Prediction of functional divergence-related sites among ependymin protein groups. Site-specific profile showing the amino acids predicted to have a posterior probability [P(S 1 |X) > 0.90] of being functional divergence-related sites in any of the pairwise comparisons between the ependymin groups. The corresponding amino acid residue for each site as calculated for sequence logo on Figure 1 is shown above the plot.

A similar analysis can be performed for all the other 22 rate-shifted predicted sites. It is worth noting that sites 128 and 144, predicted to be under positive selection in the MERPs and FishTj lineages respectively by using branch-site codon models (see previous section), were also predicted to be functional divergence-related sites using this very different approach.
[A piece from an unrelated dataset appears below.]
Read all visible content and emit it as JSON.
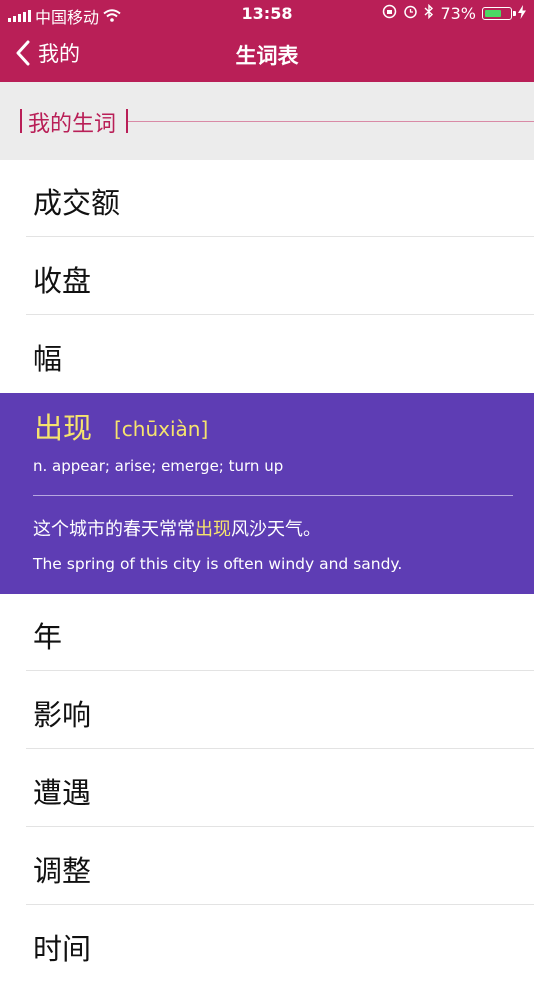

As previously noted, the site 128 is preferentially occupied by aromatic residues in the FishTj, Basal and MERPs groups, being always occupied by a Trp in the latter; but in the FishBrain group this site is very variable. This explains why this site has a PP = 0.90 of being related with the type 1 functional divergence between the MERPs and FishBrain groups, and has intermediate PPs for the other possible comparisons: FishBrain vs. FishTj (PP = 0.72), FishBrain vs. Basal (PP = 0.77), FishTj vs. Basal (PP = 0.74), MERPs vs. Basal (PP = 0.63) and FishTj vs. MERPs (PP = 0.43). It is also noteworthy that the presence of aromatic amino acids at this site can distinguish the Epd proteins that are exclusively expressed in the brain, from the proteins that have a wider expression pattern. Additionally, the presence of a Trp at this site appears to be important for the function of the Epds belonging to the MERPs group as suggested by the convergent results obtained using codon models and the search for type 1 functional divergence related sites (see Methods).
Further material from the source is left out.